Exacerbating the problem is that the population of 18-year-olds in the country is at an all-time high — around 3.2 million — because of the echo of the baby boom generation. The population of 18-year-olds is expected to peak next year, Campbell said.

Guidance counselors at local high schools have noticed the trend of students applying to an increasing number of schools.

“It seems like students used to apply to three to six schools and now they apply to between five and 10,” said Thea Bertola at Monticello.

Culver applied to seven schools and Bicknell applied to six. Fellow Monticello senior Scott Webster applied to four schools and was waitlisted at William & Mary and accepted to UVa, where he will attend this fall.

Bicknell, Culver and Webster said that among the people they know at MHS, the highest number of applications submitted was 12 or 13.

For local students, the most popular college destinations are UVa, James Madison and Virginia Tech, guidance counselors say.

According to John A. Blackburn, UVa’s dean of admissions, UVa received 18,637 applications this year, a 4 percent increase from last year.

Blackburn said that UVa usually received between 15,000 and 16,000 applications before last year, when there was a 12 percent spike.

Blackburn believes that it has become harder for students to determine whether they will be able to get into a given school, leading them to apply to more schools to have an array of choices in April.

“I don’t see an end to this changing,” Blackburn said. “I think it will continue into the near future.”

UVa sent out 6,620 letters of admission this year, a 35.5 percent acceptance rate. Around 400 more admission letters were sent out this year compared with last, due to uncertainly surrounding how the yield rate would be affected by the elimination of the binding early-decision process.

Bicknell remains on the waitlist at Georgetown as Culver does at Cornell. But neither is sure that she would accept an offer from what she considered her dream school.

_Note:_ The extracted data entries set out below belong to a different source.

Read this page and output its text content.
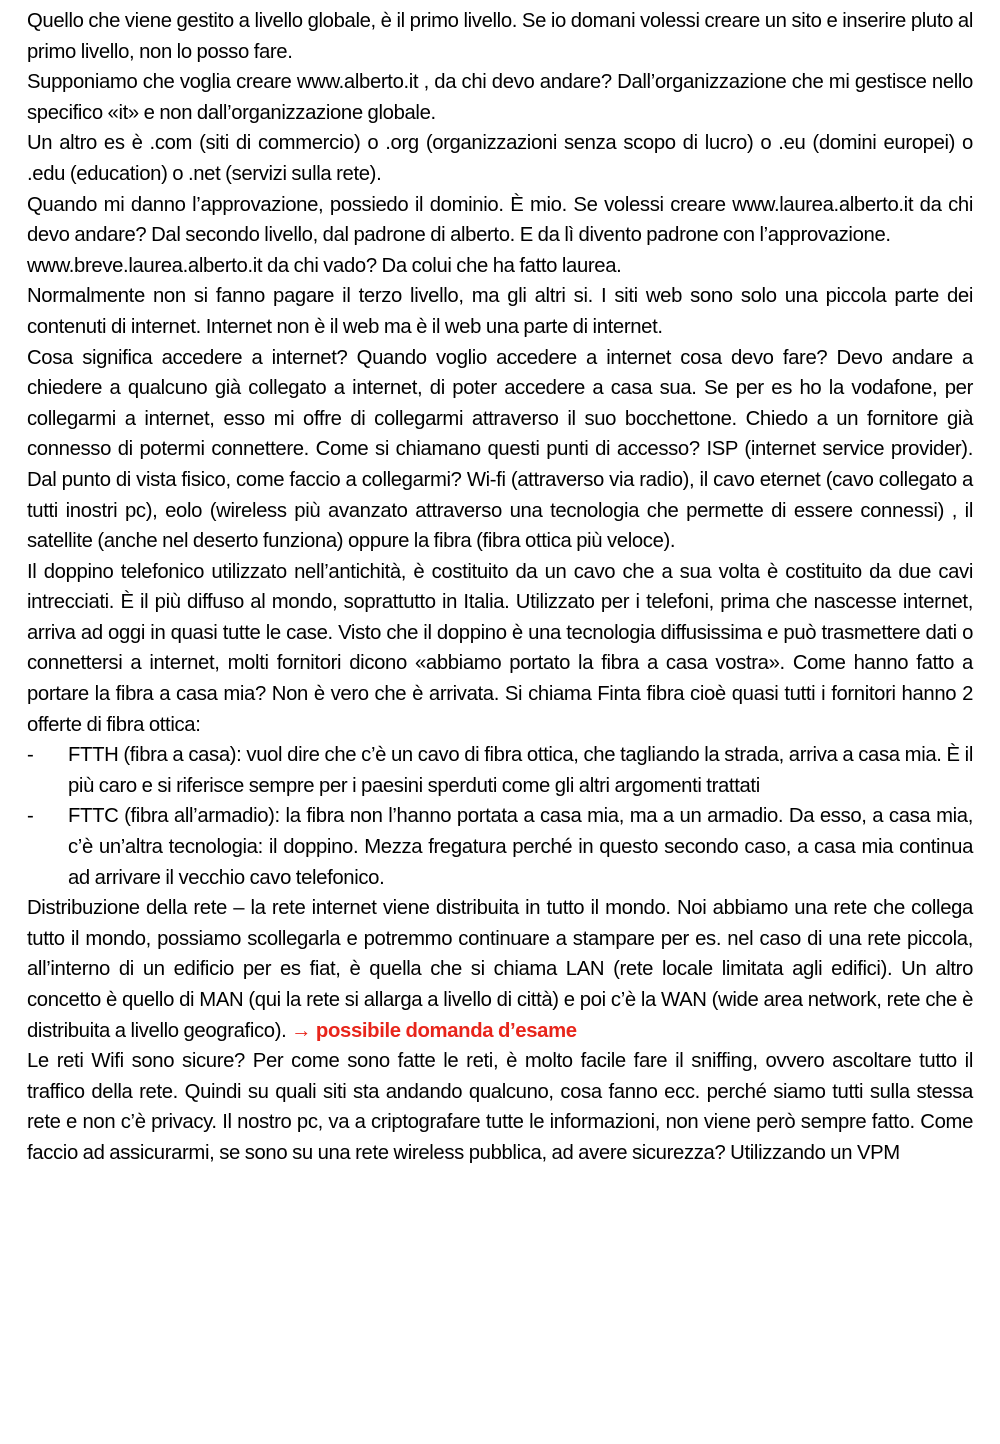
Quello che viene gestito a livello globale, è il primo livello. Se io domani volessi creare un sito e inserire pluto al primo livello, non lo posso fare.

Supponiamo che voglia creare www.alberto.it , da chi devo andare? Dall’organizzazione che mi gestisce nello specifico «it» e non dall’organizzazione globale.

Un altro es è .com (siti di commercio) o .org (organizzazioni senza scopo di lucro) o .eu (domini europei) o .edu (education) o .net (servizi sulla rete).

Quando mi danno l’approvazione, possiedo il dominio. È mio. Se volessi creare www.laurea.alberto.it da chi devo andare? Dal secondo livello, dal padrone di alberto. E da lì divento padrone con l’approvazione.

www.breve.laurea.alberto.it da chi vado? Da colui che ha fatto laurea.

Normalmente non si fanno pagare il terzo livello, ma gli altri si. I siti web sono solo una piccola parte dei contenuti di internet. Internet non è il web ma è il web una parte di internet.

Cosa significa accedere a internet? Quando voglio accedere a internet cosa devo fare? Devo andare a chiedere a qualcuno già collegato a internet, di poter accedere a casa sua. Se per es ho la vodafone, per collegarmi a internet, esso mi offre di collegarmi attraverso il suo bocchettone. Chiedo a un fornitore già connesso di potermi connettere. Come si chiamano questi punti di accesso? ISP (internet service provider). Dal punto di vista fisico, come faccio a collegarmi? Wi-fi (attraverso via radio), il cavo eternet (cavo collegato a tutti inostri pc), eolo (wireless più avanzato attraverso una tecnologia che permette di essere connessi) , il satellite (anche nel deserto funziona) oppure la fibra (fibra ottica più veloce).

Il doppino telefonico utilizzato nell’antichità, è costituito da un cavo che a sua volta è costituito da due cavi intrecciati. È il più diffuso al mondo, soprattutto in Italia. Utilizzato per i telefoni, prima che nascesse internet, arriva ad oggi in quasi tutte le case. Visto che il doppino è una tecnologia diffusissima e può trasmettere dati o connettersi a internet, molti fornitori dicono «abbiamo portato la fibra a casa vostra». Come hanno fatto a portare la fibra a casa mia? Non è vero che è arrivata. Si chiama Finta fibra cioè quasi tutti i fornitori hanno 2 offerte di fibra ottica:

- FTTH (fibra a casa): vuol dire che c’è un cavo di fibra ottica, che tagliando la strada, arriva a casa mia. È il più caro e si riferisce sempre per i paesini sperduti come gli altri argomenti trattati
- FTTC (fibra all’armadio): la fibra non l’hanno portata a casa mia, ma a un armadio. Da esso, a casa mia, c’è un’altra tecnologia: il doppino. Mezza fregatura perché in questo secondo caso, a casa mia continua ad arrivare il vecchio cavo telefonico.

Distribuzione della rete – la rete internet viene distribuita in tutto il mondo. Noi abbiamo una rete che collega tutto il mondo, possiamo scollegarla e potremmo continuare a stampare per es. nel caso di una rete piccola, all’interno di un edificio per es fiat, è quella che si chiama LAN (rete locale limitata agli edifici). Un altro concetto è quello di MAN (qui la rete si allarga a livello di città) e poi c’è la WAN (wide area network, rete che è distribuita a livello geografico). → possibile domanda d’esame

Le reti Wifi sono sicure? Per come sono fatte le reti, è molto facile fare il sniffing, ovvero ascoltare tutto il traffico della rete. Quindi su quali siti sta andando qualcuno, cosa fanno ecc. perché siamo tutti sulla stessa rete e non c’è privacy. Il nostro pc, va a criptografare tutte le informazioni, non viene però sempre fatto. Come faccio ad assicurarmi, se sono su una rete wireless pubblica, ad avere sicurezza? Utilizzando un VPM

Bicknell said she would be tempted by an acceptance letter from Georgetown but that she has also become comfortable with William & Mary.

Culver expressed a similar sentiment.

“Once they tell you maybe, and you start to consider what the future will be like somewhere else, you get used to the idea of going somewhere else,” she said. “So even if they come back to me now and say, ‘Please come to our school, we made a mistake,’ I’m not sure that I’d want to derail my life again and go back to the original plan.”